Mendelsohn: It’s really fun because it’s like taking all of the really hard work of writing out of the picture and trying to make something sound really good, you’re already equipped with a song. We have a lot of confidence in our production aesthetic so with “Not Over You”, I don’t know if you’ve heard the original but it’s very, very different to what we ended up doing with it. We had a lot of confidence in the synths and the vibe that we always get when we work in the studio so it was really fun to piece something together that was already created. It just had all the stuff that was more fun about recording, we’re hoping to do more of those as we go for sure.
You’ve had your tracks remixed too - what’s it like being on the other end of this process?
Mendelsohn: Super awesome. We’ve been very fortunate that Ian Chang and Elliott Moss wanted to remix our tracks because they’re both really brilliant producers and just hearing someone who’s so talented take what we’ve done and put their spin on it, in the case of Elliott Moss made it way heavier on a song that’s really delicate, and that was fun, and the Ian Chang thing was amazing. He just really flipped the song around, both remixes didn’t necessarily use every verse and every lyric, they pick and chose what they wanted. The way that Ian Chang’s remix disintegrates at the end is really beautiful. I just felt really lucky that they wanted to do it and that they came out the way they did.
Listen: “Dog Years (Ian Chang Remix)” – Drinker
Listen: “Fake It (Elliott Moss Remix)” – Drinker
Your Instagram account and artworks are mostly black and white or use very light,muted colours. How did you decide upon this aesthetic for the band?

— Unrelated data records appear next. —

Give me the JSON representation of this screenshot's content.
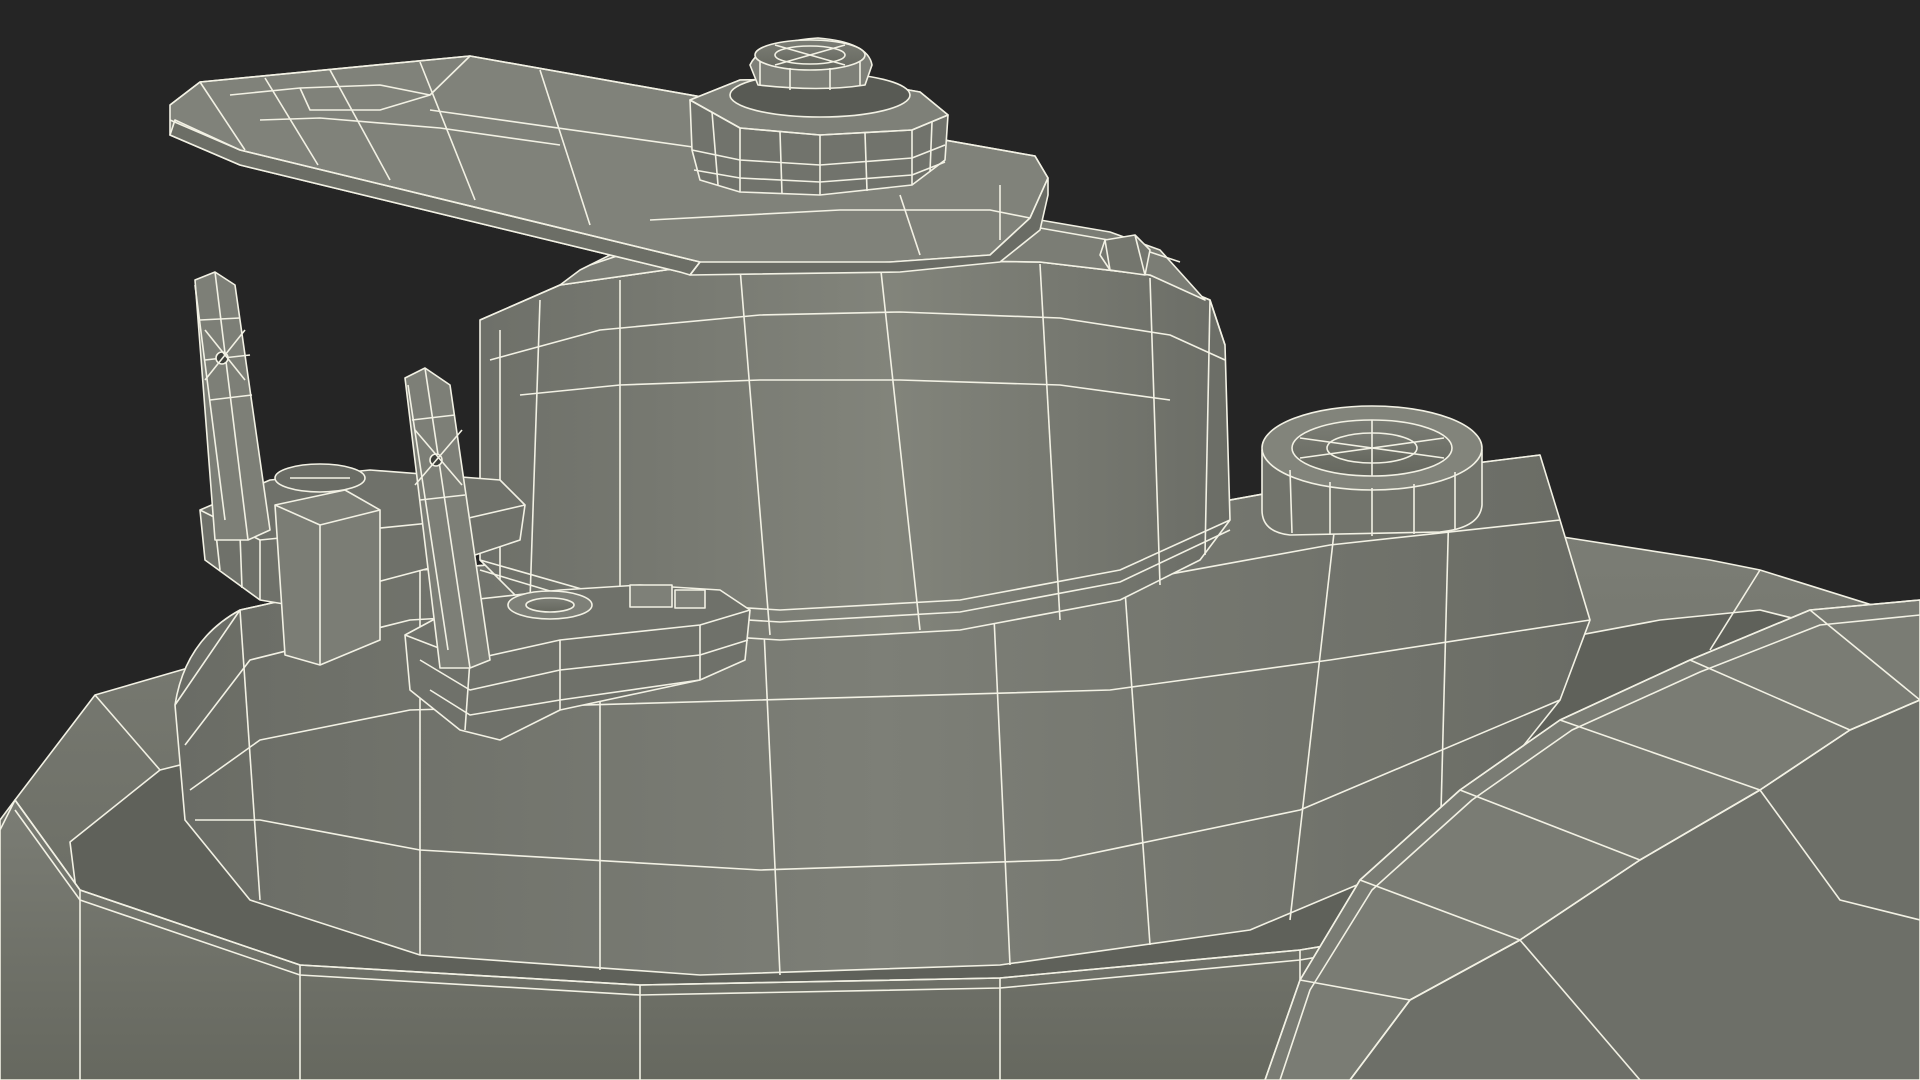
{
  "scene": {
    "background_color": "#252525",
    "surface_color": "#767870",
    "surface_dark": "#5d5f58",
    "surface_light": "#8a8c83",
    "wire_color": "#f2f1e4",
    "objects": [
      "mounting-bracket",
      "hex-nut",
      "dome-cap-top",
      "motor-housing-cap",
      "round-knob",
      "terminal-block",
      "terminal-pin-left",
      "terminal-pin-right",
      "main-housing",
      "base-rim",
      "blade-arm"
    ]
  }
}
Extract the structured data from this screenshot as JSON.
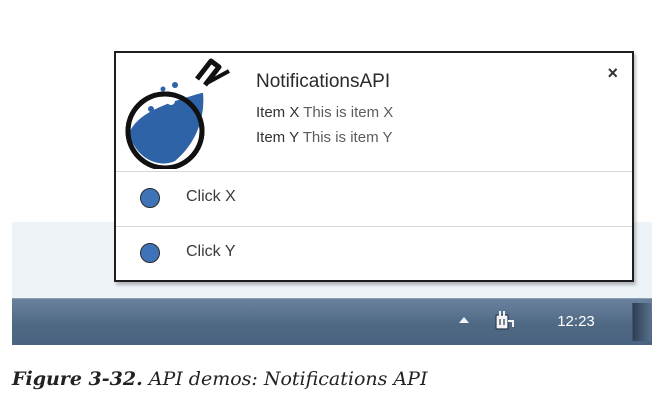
{
  "notification": {
    "app_name": "NotificationsAPI",
    "items": [
      {
        "title": "Item X",
        "message": "This is item X"
      },
      {
        "title": "Item Y",
        "message": "This is item Y"
      }
    ],
    "actions": [
      {
        "label": "Click X"
      },
      {
        "label": "Click Y"
      }
    ],
    "close_glyph": "×",
    "logo_icon": "flask-icon",
    "accent_color": "#3f73b8"
  },
  "taskbar": {
    "clock": "12:23",
    "tray_icons": [
      "chevron-up-icon",
      "power-plug-icon"
    ]
  },
  "caption": {
    "figure_number": "Figure 3-32.",
    "text": "API demos: Notifications API"
  }
}
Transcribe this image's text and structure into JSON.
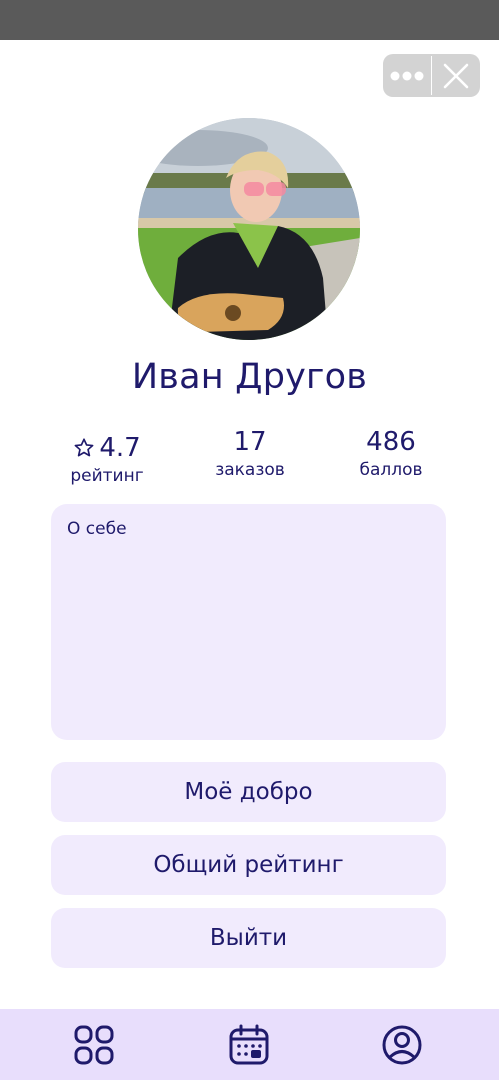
{
  "profile": {
    "name": "Иван Другов",
    "avatar_alt": "profile photo"
  },
  "stats": {
    "rating": {
      "value": "4.7",
      "label": "рейтинг"
    },
    "orders": {
      "value": "17",
      "label": "заказов"
    },
    "points": {
      "value": "486",
      "label": "баллов"
    }
  },
  "about": {
    "label": "О себе",
    "text": ""
  },
  "menu": {
    "my_good": "Моё добро",
    "overall_rating": "Общий рейтинг",
    "logout": "Выйти"
  },
  "bottom_nav": {
    "items": [
      "grid-icon",
      "calendar-icon",
      "profile-icon"
    ]
  },
  "colors": {
    "accent": "#1f1a6b",
    "surface": "#f1ebfd",
    "nav_bg": "#e8defc",
    "status_bar": "#5a5a5a"
  }
}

Mendelsohn: Ariel is more the curator of our visual aesthetics, at least in the beginning. We record in Astoria and there’s this huge public pool near the studio, and I would always go to it on breaks and started taking these photos of this empty pool. The mood of those photos always had this desolate feel of something that was ignored or gone, and it seemed like black and white was an effective way of conveying that mood in a photo. That ended up being the cover art for the EP and we ended up using images of that pool a lot, and the black and white vibe felt well-suited to the project. I feel like the mood we were getting from the images of that pool was aligned with the song and the music, and we decided that it was good to be consistent about it and stick to that aesthetic.
If you could describe a perfect setting in which to listen to your music, what would it be?
Mendelsohn: I think a night drive is really nice. Something where you don’t have to be too active and focused and you can allow the vibe to be as transportive as possible. Not necessarily when you’re driving (laughs) but something where you can fade away and just feel what it’s doing would be ideal because we’re really cultivating some serious atmosphere with these songs. I don’t want people to notice the lyrics and focus on what it’s saying, I want people to feel what the music is providing at the same time. It definitely feels like nighttime music to me, and it kind of feels like headphone music to me, but it’s not party music, it’s music for an individual catharsis.